With this belated renewal of interest has come some challenges with taxonomic confusion and widespread industry mislabelling resulting in the wrong species of murnong often being sold to enthusiastic (but ultimately disappointed) customers. There are three species, the sweetest one, the one that Koories cultivated and ate was Microseris walteri – when slow-cooked, it yields a sweet and delicious juice called minnee which tastes like coconut. The alpine Microseris lanceolata was never eaten – nor was the bitter tasting but vigorous Microseris scapigera which has been widely distributed through a national garden supplier.
If you come to Willum Warrain to purchase your murnong, you can be confident you will be getting the right one. Planted out this Spring, you might be harvesting a murnong feast to share with your family on Xmas Day this year along with more traditional roast vegetables.
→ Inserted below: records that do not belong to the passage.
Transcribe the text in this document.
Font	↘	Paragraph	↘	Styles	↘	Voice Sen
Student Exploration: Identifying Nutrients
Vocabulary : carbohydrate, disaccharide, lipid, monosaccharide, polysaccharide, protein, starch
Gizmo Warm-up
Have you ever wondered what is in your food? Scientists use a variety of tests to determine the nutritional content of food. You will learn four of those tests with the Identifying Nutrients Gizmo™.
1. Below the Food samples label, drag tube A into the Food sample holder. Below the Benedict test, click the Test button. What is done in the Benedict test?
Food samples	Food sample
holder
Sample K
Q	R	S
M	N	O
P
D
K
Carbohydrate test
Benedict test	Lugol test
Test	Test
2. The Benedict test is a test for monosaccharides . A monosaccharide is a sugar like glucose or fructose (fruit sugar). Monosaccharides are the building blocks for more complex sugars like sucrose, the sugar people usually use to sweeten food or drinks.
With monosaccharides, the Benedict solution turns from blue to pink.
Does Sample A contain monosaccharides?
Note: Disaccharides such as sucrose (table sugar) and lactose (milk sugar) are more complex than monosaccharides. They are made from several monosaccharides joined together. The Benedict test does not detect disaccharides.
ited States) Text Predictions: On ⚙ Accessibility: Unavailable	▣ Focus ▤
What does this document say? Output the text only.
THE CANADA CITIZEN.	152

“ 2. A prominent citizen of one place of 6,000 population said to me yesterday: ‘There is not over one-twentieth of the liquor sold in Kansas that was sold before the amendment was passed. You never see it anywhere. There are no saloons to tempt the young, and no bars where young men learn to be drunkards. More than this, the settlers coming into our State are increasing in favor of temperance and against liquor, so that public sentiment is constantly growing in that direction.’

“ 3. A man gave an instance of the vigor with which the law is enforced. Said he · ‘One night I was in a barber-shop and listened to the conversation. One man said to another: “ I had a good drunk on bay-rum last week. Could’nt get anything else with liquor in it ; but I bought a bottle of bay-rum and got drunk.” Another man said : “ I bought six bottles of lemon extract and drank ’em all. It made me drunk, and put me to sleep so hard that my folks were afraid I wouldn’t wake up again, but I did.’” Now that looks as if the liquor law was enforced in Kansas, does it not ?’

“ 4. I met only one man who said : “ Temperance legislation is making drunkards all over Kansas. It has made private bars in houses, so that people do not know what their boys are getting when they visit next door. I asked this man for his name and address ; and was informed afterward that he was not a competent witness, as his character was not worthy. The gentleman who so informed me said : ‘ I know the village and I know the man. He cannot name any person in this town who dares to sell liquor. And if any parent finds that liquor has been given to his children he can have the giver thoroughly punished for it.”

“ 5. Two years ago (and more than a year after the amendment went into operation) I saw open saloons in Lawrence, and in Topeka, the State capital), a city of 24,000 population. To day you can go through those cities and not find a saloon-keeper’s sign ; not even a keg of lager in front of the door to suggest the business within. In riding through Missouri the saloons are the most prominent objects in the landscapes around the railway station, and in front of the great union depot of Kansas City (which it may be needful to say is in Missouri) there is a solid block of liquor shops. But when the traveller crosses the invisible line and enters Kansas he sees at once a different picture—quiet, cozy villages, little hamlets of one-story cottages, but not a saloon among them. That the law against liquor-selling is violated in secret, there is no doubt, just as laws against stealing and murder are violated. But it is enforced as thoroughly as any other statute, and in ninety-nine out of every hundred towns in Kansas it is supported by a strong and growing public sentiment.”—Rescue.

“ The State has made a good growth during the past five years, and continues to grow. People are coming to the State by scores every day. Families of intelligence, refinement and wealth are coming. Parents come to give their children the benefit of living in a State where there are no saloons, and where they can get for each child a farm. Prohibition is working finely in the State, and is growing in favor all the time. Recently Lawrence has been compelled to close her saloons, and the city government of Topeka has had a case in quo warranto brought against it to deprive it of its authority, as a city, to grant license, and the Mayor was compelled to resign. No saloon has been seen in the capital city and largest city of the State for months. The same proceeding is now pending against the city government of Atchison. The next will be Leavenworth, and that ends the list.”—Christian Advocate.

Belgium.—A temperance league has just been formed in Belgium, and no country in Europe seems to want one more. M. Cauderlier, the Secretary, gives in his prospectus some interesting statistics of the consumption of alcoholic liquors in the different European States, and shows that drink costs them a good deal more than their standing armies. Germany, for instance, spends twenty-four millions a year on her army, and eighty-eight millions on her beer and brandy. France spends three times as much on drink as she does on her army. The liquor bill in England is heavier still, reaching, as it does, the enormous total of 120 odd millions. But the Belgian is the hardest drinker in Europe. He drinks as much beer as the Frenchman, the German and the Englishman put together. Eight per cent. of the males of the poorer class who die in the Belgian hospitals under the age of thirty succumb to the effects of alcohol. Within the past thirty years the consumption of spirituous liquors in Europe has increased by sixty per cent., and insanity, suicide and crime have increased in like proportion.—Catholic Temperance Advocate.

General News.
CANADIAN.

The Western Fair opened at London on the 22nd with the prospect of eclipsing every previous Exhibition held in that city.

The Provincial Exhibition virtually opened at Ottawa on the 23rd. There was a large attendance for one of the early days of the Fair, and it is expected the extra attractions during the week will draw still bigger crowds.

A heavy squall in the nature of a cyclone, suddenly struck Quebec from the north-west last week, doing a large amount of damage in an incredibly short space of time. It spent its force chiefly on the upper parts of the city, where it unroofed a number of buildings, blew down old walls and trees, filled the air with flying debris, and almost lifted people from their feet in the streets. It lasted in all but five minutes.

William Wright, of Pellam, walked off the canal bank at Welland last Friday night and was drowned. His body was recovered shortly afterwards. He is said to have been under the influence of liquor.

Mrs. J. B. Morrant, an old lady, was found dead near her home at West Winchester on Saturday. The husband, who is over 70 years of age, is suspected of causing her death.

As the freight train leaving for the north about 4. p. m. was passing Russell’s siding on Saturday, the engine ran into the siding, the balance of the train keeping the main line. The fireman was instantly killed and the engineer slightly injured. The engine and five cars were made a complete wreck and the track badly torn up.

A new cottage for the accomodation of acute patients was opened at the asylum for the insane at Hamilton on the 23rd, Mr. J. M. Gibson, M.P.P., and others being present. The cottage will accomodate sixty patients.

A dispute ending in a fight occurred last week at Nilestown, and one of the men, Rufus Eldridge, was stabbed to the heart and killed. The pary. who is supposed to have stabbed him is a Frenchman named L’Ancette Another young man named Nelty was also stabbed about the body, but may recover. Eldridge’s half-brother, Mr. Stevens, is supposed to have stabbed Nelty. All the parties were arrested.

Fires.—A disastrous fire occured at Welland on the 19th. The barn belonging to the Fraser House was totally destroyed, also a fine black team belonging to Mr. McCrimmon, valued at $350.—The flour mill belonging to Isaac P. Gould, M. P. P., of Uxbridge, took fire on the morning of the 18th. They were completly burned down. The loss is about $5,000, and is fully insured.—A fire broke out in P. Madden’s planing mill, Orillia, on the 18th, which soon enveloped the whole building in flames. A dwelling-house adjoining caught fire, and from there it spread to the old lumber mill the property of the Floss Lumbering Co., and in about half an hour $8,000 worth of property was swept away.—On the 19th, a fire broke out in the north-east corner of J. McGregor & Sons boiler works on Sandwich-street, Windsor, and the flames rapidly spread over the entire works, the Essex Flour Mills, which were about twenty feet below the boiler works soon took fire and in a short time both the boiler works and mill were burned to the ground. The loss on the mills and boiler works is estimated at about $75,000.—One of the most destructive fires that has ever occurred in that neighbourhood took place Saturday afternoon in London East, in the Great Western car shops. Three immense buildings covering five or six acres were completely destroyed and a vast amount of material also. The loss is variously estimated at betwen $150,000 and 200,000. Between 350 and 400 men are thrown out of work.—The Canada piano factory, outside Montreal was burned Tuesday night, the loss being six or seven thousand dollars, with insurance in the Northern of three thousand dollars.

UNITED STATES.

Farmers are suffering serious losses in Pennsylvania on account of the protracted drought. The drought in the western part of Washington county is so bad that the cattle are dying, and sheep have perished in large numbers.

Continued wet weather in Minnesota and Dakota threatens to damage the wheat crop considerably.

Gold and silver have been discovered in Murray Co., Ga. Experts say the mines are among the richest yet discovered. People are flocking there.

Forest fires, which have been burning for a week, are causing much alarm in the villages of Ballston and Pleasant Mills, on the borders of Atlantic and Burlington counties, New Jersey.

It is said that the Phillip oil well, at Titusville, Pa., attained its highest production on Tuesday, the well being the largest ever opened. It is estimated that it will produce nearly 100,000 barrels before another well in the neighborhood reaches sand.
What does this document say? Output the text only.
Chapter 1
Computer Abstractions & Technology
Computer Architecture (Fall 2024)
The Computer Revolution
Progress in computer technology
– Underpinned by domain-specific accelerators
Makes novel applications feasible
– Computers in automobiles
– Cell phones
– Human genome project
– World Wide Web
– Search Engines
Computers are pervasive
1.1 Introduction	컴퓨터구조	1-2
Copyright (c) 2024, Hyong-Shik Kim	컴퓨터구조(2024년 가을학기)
Come to think of it what could be more traditional that eating the original staple food from country! In addition, you will be supporting your local Aboriginal community.
Willum Warrain’s Bush Nursery is a 100% Aboriginal community-owned social enterprise providing employment opportunities for local Aboriginal people. It is the only Aboriginal-run nursery south of Melbourne, specialising in plants endemic to the Mornington Peninsula, especially those with cultural uses and meanings. Around the country, much Indigenous cultural plant knowledge has been commercialised with little or no benefit to Aboriginal communities. By buying yam daisies from Willum Warrain, you are engaging in edible reconciliation!
P.S. Western Port Biosphere are co-partners with Willum Warrain in an ambitious three year creek restoration project (Healing Water Country) at the rear of the Gathering Place linking up fragmentary habitat and improving water flow into Warringine Creek.